The National Identification Authority (NIA) has endorsed the government’s fresh SIM re-registration exercise, saying the previous process was flawed because it did not verify subscribers against national identity records.
Williams Ampomah Darlas, the authority’s Director of Corporate Affairs, said on Hot FM’s Morning Drive that the earlier exercise was carried out mainly between telecom operators and the communications ministry, without integrating the NIA’s biometric database.
He said proper identity verification was therefore not done. “When it comes to identification and verification, this is not how it’s done,” he said, explaining that the process largely captured images rather than matching them against a central national database.
Darlas said institutional disagreements at the time kept the NIA’s data out of the exercise, so the information collected did not match the authority’s records. He said preliminary checks during planning had shown clear discrepancies.

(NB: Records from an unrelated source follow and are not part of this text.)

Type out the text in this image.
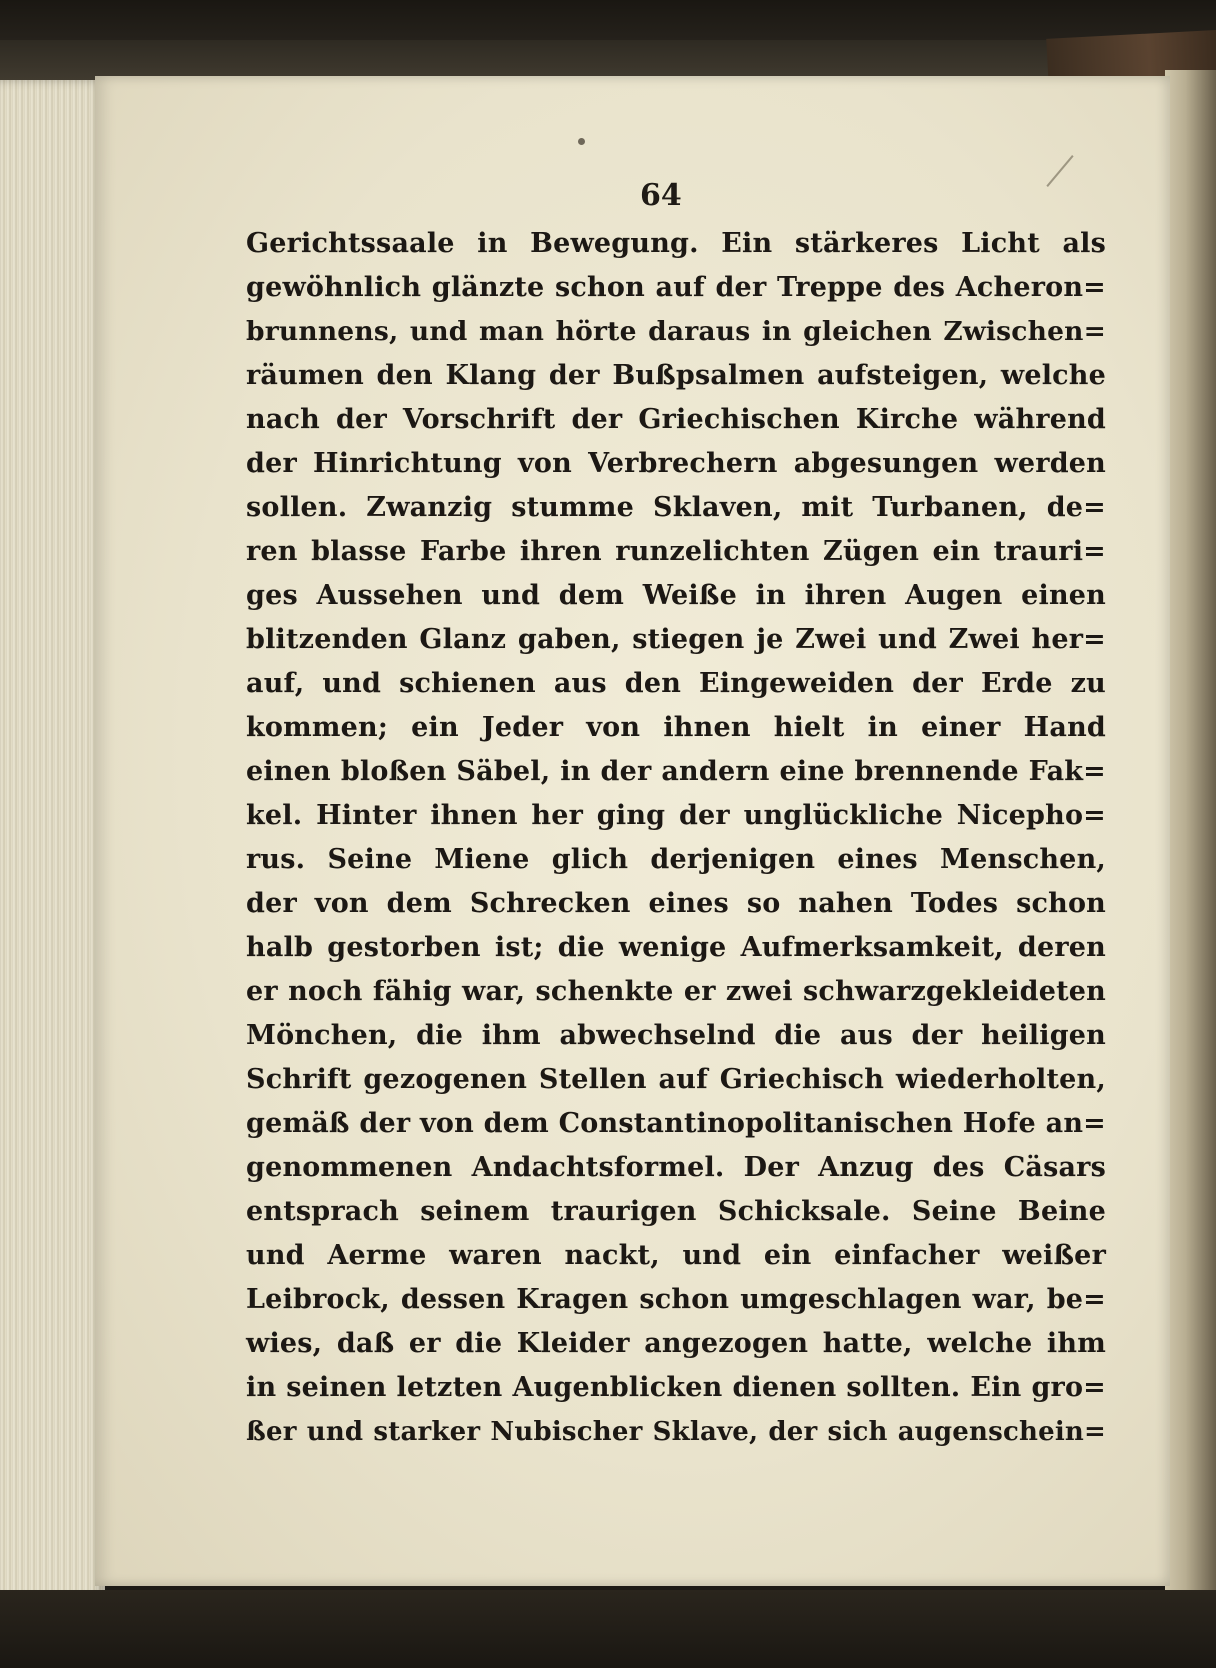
64
Gerichtssaale in Bewegung. Ein stärkeres Licht als
gewöhnlich glänzte schon auf der Treppe des Acheron=
brunnens, und man hörte daraus in gleichen Zwischen=
räumen den Klang der Bußpsalmen aufsteigen, welche
nach der Vorschrift der Griechischen Kirche während
der Hinrichtung von Verbrechern abgesungen werden
sollen. Zwanzig stumme Sklaven, mit Turbanen, de=
ren blasse Farbe ihren runzelichten Zügen ein trauri=
ges Aussehen und dem Weiße in ihren Augen einen
blitzenden Glanz gaben, stiegen je Zwei und Zwei her=
auf, und schienen aus den Eingeweiden der Erde zu
kommen; ein Jeder von ihnen hielt in einer Hand
einen bloßen Säbel, in der andern eine brennende Fak=
kel. Hinter ihnen her ging der unglückliche Nicepho=
rus. Seine Miene glich derjenigen eines Menschen,
der von dem Schrecken eines so nahen Todes schon
halb gestorben ist; die wenige Aufmerksamkeit, deren
er noch fähig war, schenkte er zwei schwarzgekleideten
Mönchen, die ihm abwechselnd die aus der heiligen
Schrift gezogenen Stellen auf Griechisch wiederholten,
gemäß der von dem Constantinopolitanischen Hofe an=
genommenen Andachtsformel. Der Anzug des Cäsars
entsprach seinem traurigen Schicksale. Seine Beine
und Aerme waren nackt, und ein einfacher weißer
Leibrock, dessen Kragen schon umgeschlagen war, be=
wies, daß er die Kleider angezogen hatte, welche ihm
in seinen letzten Augenblicken dienen sollten. Ein gro=
ßer und starker Nubischer Sklave, der sich augenschein=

Under the new exercise, run jointly by the NIA, the Ministry of Communication and telecom operators, subscribers will first be verified using their Ghana Card before their biometric data, including photographs, are captured and matched against the NIA database for approval.
Darlas said integrating verified identity data would cut SIM-related fraud and improve traceability of people involved in crime. He added that the process was designed to be user-friendly, allowing people to register without necessarily visiting telecom offices and easing congestion.
Communications Minister Samuel Nartey George has driven the renewed exercise, calling the earlier registration carried out under the previous administration invalid. The government says re-registration will be free, and that about 80 percent of biometrics already collected have been cross-checked against NIA data.